Все, на что она оставалась способна, – стараться хоть как‑то утешить Ошу, и это нелегкое дело отнимало у нее остатки сил. Винн сейчас даже не хотелось ни хлеба, ни сыра – только спать.
– Винн… – начала Магьер, но тут же запнулась, смолкла.
– Что такое? – устало спросила Винн.
Магьер отодвинула от ближайшего стола два табурета:
– Сядь, посиди со мной.
Винн уселась напротив Магьер, и та провела рукой по длинным черным волосам. Дважды Магьер открывала рот, но тут же закрывала, часто моргая темными глазами, словно не знала, с чего начать.
– Ты любишь Ошу? – вдруг спросила она.
Винн, застигнутая врасплох, от смущения вспыхнула как маков цвет и не в силах была вымолвить ни слова.
– Это важно, – сказала Магьер, и голос ее отвердел. – Помнишь ту ночь в Криджеахэ… когда Бротан выставил вас с Мальцом из жилого древа, чтобы поговорить со мной с глазу на глаз?
Винн прекрасно помнила ту ночь и все, что тогда произошло.
– Бротан рассказал мне кое‑что о… о своих соплеменниках, – продолжала Магьер, неловко ерзая на табурете. – Эльфы заключают брак только один раз в жизни – и навсегда.
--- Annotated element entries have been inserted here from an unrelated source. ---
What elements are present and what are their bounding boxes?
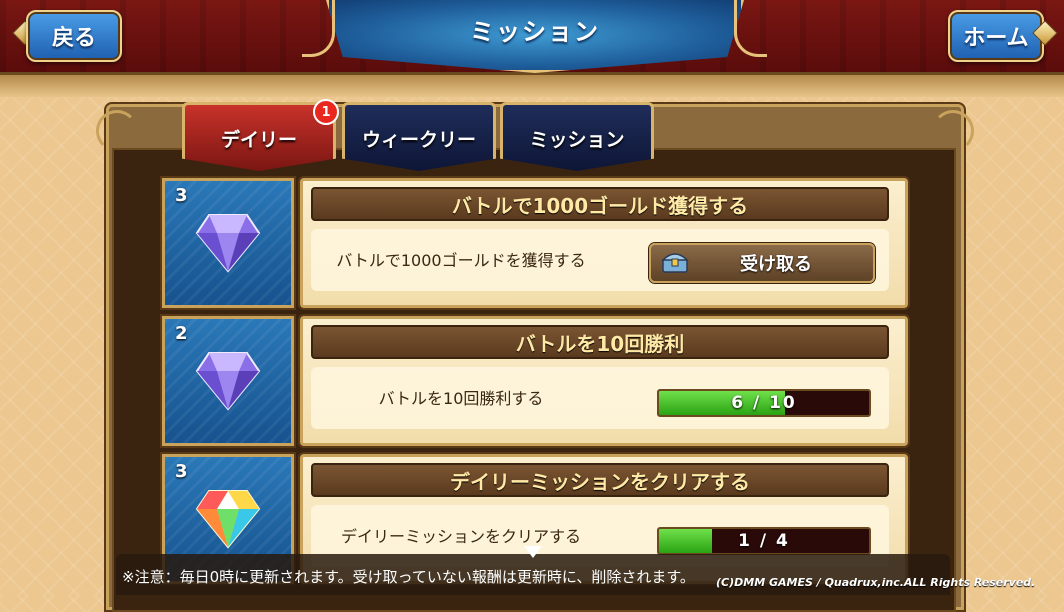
page-title: ミッション	[470, 18, 600, 46]
top-bar-border	[0, 72, 1064, 97]
tab-weekly-label: ウィークリー	[361, 128, 476, 151]
reward-icon-box: 2	[162, 316, 294, 446]
home-button[interactable]: ホーム	[948, 10, 1044, 62]
mission-progress-bar: 6 / 10	[657, 389, 871, 417]
mission-description: デイリーミッションをクリアする	[340, 527, 581, 546]
progress-text: 6 / 10	[731, 393, 797, 413]
purple-gem-icon	[195, 352, 261, 411]
panel-right-corner-ornament-icon	[932, 110, 974, 152]
mission-progress-bar: 1 / 4	[657, 527, 871, 555]
reward-count: 3	[175, 185, 188, 206]
back-button[interactable]: 戻る	[26, 10, 122, 62]
mission-description: バトルで1000ゴールドを獲得する	[336, 251, 586, 270]
notification-badge: 1	[313, 99, 339, 125]
claim-reward-button[interactable]: 受け取る	[649, 243, 875, 283]
title-right-ornament-icon	[734, 0, 767, 57]
tab-daily-label: デイリー	[220, 128, 297, 151]
reward-count: 3	[175, 461, 188, 482]
rainbow-gem-icon	[195, 490, 261, 549]
notice-text: ※注意：毎日0時に更新されます。受け取っていない報酬は更新時に、削除されます。	[122, 568, 695, 586]
mission-card: バトルで1000ゴールド獲得する バトルで1000ゴールドを獲得する 受け取る	[300, 178, 908, 308]
mission-title: デイリーミッションをクリアする	[311, 463, 889, 497]
mission-body: バトルで1000ゴールドを獲得する 受け取る	[311, 229, 889, 291]
mission-body: バトルを10回勝利する 6 / 10	[311, 367, 889, 429]
mission-card: バトルを10回勝利 バトルを10回勝利する 6 / 10	[300, 316, 908, 446]
scroll-down-icon[interactable]	[524, 546, 542, 558]
tab-mission-label: ミッション	[529, 128, 625, 151]
progress-text: 1 / 4	[738, 531, 790, 551]
treasure-chest-icon	[661, 253, 689, 273]
copyright-text: (C)DMM GAMES / Quadrux,inc.ALL Rights Re…	[716, 576, 1036, 589]
mission-row: 3 バトルで1000ゴールド獲得する バトルで1000ゴールドを獲得する 受け取…	[162, 178, 908, 308]
reward-icon-box: 3	[162, 178, 294, 308]
tab-weekly[interactable]: ウィークリー	[342, 102, 496, 171]
tab-mission[interactable]: ミッション	[500, 102, 654, 171]
reward-count: 2	[175, 323, 188, 344]
purple-gem-icon	[195, 214, 261, 273]
mission-title: バトルを10回勝利	[311, 325, 889, 359]
claim-reward-label: 受け取る	[740, 254, 812, 275]
mission-row: 2 バトルを10回勝利 バトルを10回勝利する 6 / 10	[162, 316, 908, 446]
mission-description: バトルを10回勝利する	[378, 389, 544, 408]
panel-left-corner-ornament-icon	[96, 110, 138, 152]
mission-title: バトルで1000ゴールド獲得する	[311, 187, 889, 221]
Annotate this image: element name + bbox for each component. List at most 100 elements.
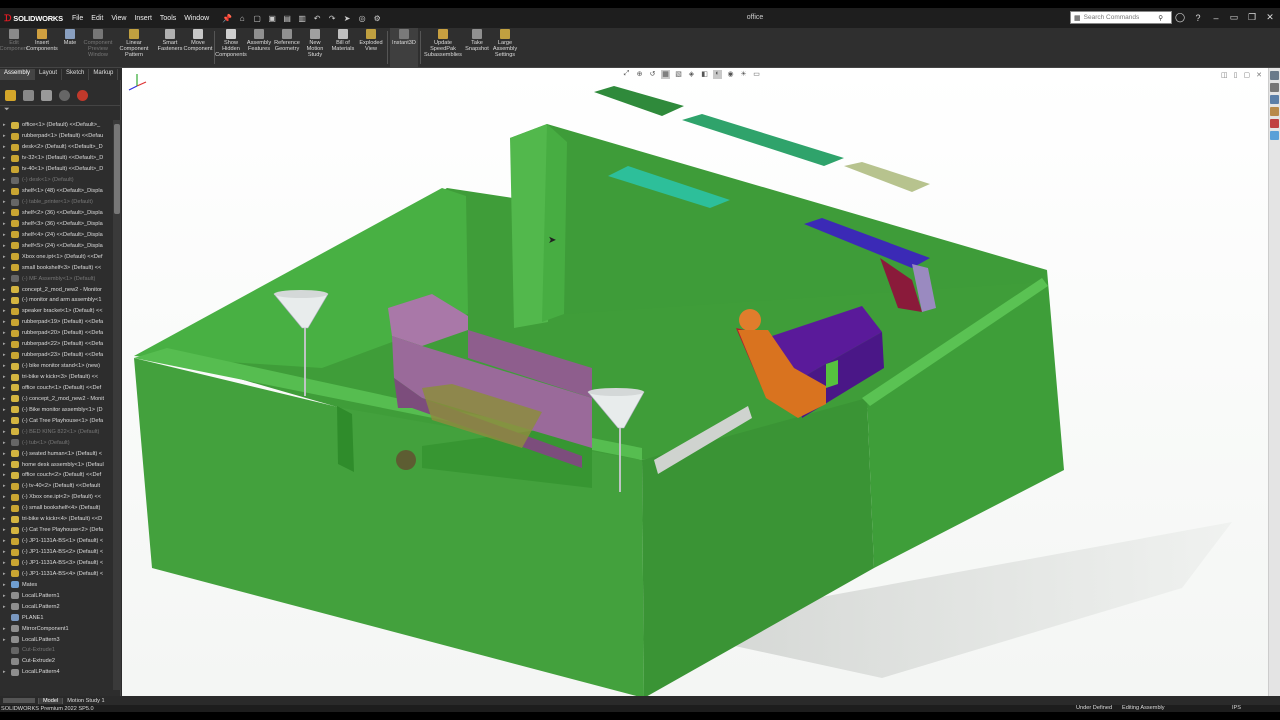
tree-item[interactable]: ▸ (-) Cat Tree Playhouse<1> (Defa (0, 415, 113, 426)
instant3d-button[interactable]: Instant3D (390, 28, 418, 67)
zoom-to-area-icon[interactable]: ⊕ (635, 70, 644, 79)
expand-arrow-icon[interactable]: ▸ (3, 287, 11, 293)
tree-item[interactable]: ▸ (-) JP1-1131A-BS<1> (Default) < (0, 536, 113, 547)
expand-arrow-icon[interactable]: ▸ (3, 221, 11, 227)
tree-item[interactable]: ▸ speaker bracket<1> (Default) << (0, 306, 113, 317)
expand-arrow-icon[interactable]: ▸ (3, 571, 11, 577)
new-motion-study-button[interactable]: New Motion Study (301, 28, 329, 67)
close-icon[interactable]: ✕ (1264, 11, 1276, 24)
expand-arrow-icon[interactable]: ▸ (3, 199, 11, 205)
undo-icon[interactable]: ↶ (311, 12, 323, 24)
hide-show-items-icon[interactable]: ◐ (713, 70, 722, 79)
tree-item[interactable]: ▸ Xbox one.ipt<1> (Default) <<Def (0, 251, 113, 262)
expand-arrow-icon[interactable]: ▸ (3, 516, 11, 522)
select-icon[interactable]: ➤ (341, 12, 353, 24)
expand-arrow-icon[interactable]: ▸ (3, 637, 11, 643)
take-snapshot-button[interactable]: Take Snapshot (463, 28, 491, 67)
tab-layout[interactable]: Layout (35, 69, 63, 80)
expand-arrow-icon[interactable]: ▸ (3, 669, 11, 675)
maximize-icon[interactable]: ❐ (1246, 11, 1258, 24)
expand-arrow-icon[interactable]: ▸ (3, 462, 11, 468)
expand-arrow-icon[interactable]: ▸ (3, 418, 11, 424)
home-icon[interactable]: ⌂ (236, 12, 248, 24)
pin-icon[interactable]: 📌 (221, 12, 233, 24)
mate-button[interactable]: Mate (56, 28, 84, 67)
tree-item[interactable]: ▸ shelf<4> (24) <<Default>_Displa (0, 229, 113, 240)
tab-model[interactable]: Model (38, 697, 63, 704)
tab-scroll-arrows[interactable] (3, 698, 35, 703)
tree-item[interactable]: ▸ small bookshelf<3> (Default) << (0, 262, 113, 273)
show-hidden-components-button[interactable]: Show Hidden Components (215, 28, 247, 67)
tree-item[interactable]: ▸ (-) Xbox one.ipt<2> (Default) << (0, 492, 113, 503)
graphics-viewport[interactable]: ➤ ⤢ ⊕ ↺ ▦ ▧ ◈ ◧ ◐ ◉ ☀ ▭ ◫ ▯ ▢ ✕ (122, 68, 1268, 696)
apply-scene-icon[interactable]: ☀ (739, 70, 748, 79)
expand-arrow-icon[interactable]: ▸ (3, 363, 11, 369)
zoom-to-fit-icon[interactable]: ⤢ (622, 70, 631, 79)
tree-item[interactable]: ▸ (-) tub<1> (Default) (0, 437, 113, 448)
edit-appearance-icon[interactable]: ◉ (726, 70, 735, 79)
tree-item[interactable]: ▸ rubberpad<19> (Default) <<Defa (0, 317, 113, 328)
featuremanager-tab-icon[interactable] (5, 90, 16, 101)
expand-arrow-icon[interactable]: ▸ (3, 429, 11, 435)
tree-item[interactable]: ▸ (-) seated human<1> (Default) < (0, 448, 113, 459)
appearances-icon[interactable] (1270, 119, 1279, 128)
exploded-view-button[interactable]: Exploded View (357, 28, 385, 67)
print-icon[interactable]: ▥ (296, 12, 308, 24)
tree-item[interactable]: ▸ LocalLPattern3 (0, 634, 113, 645)
expand-arrow-icon[interactable]: ▸ (3, 330, 11, 336)
split-view-icon[interactable]: ◫ (1221, 71, 1228, 79)
reference-geometry-button[interactable]: Reference Geometry (273, 28, 301, 67)
tree-item[interactable]: ▸ (-) MF Assembly<1> (Default) (0, 273, 113, 284)
expand-arrow-icon[interactable]: ▸ (3, 505, 11, 511)
tree-item[interactable]: ▸ rubberpad<23> (Default) <<Defa (0, 350, 113, 361)
edit-component-button[interactable]: Edit Component (0, 28, 28, 67)
expand-arrow-icon[interactable]: ▸ (3, 626, 11, 632)
tree-item[interactable]: ▸ rubberpad<22> (Default) <<Defa (0, 339, 113, 350)
custom-properties-icon[interactable] (1270, 131, 1279, 140)
tab-motion-study-1[interactable]: Motion Study 1 (62, 697, 108, 704)
previous-view-icon[interactable]: ↺ (648, 70, 657, 79)
expand-arrow-icon[interactable]: ▸ (3, 352, 11, 358)
expand-arrow-icon[interactable]: ▸ (3, 451, 11, 457)
dimxpert-tab-icon[interactable] (59, 90, 70, 101)
component-preview-window-button[interactable]: Component Preview Window (84, 28, 112, 67)
propertymanager-tab-icon[interactable] (23, 90, 34, 101)
tree-item[interactable]: Cut-Extrude1 (0, 645, 113, 656)
expand-arrow-icon[interactable]: ▸ (3, 582, 11, 588)
tree-item[interactable]: ▸ rubberpad<20> (Default) <<Defa (0, 328, 113, 339)
update-speedpak-subassemblies-button[interactable]: Update SpeedPak Subassemblies (423, 28, 463, 67)
menu-view[interactable]: View (107, 15, 130, 22)
search-commands-input[interactable]: ▦ Search Commands ⚲ (1070, 11, 1172, 24)
help-icon[interactable]: ? (1192, 11, 1204, 24)
expand-arrow-icon[interactable]: ▸ (3, 494, 11, 500)
tree-item[interactable]: ▸ desk<2> (Default) <<Default>_D (0, 142, 113, 153)
large-assembly-settings-button[interactable]: Large Assembly Settings (491, 28, 519, 67)
tree-item[interactable]: ▸ LocalLPattern1 (0, 590, 113, 601)
view-settings-icon[interactable]: ▭ (752, 70, 761, 79)
tree-item[interactable]: ▸ shelf<3> (36) <<Default>_Displa (0, 218, 113, 229)
expand-arrow-icon[interactable]: ▸ (3, 297, 11, 303)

Если один из супругов умрет, другой обречен страдать до конца своих дней. Многие так и не могут оправиться от своей потери, а некоторые даже… ничего не поделаешь, такова их природа. Они не такие, как мы, люди.
Винн молчала, не очень хорошо понимая, что Магьер пытается ей сказать. Затем она вспомнила, как Оша рассказывал о своем отце: тот умер совсем молодым, а мать захворала от горя… и тоже не прожила положенного эльфам срока.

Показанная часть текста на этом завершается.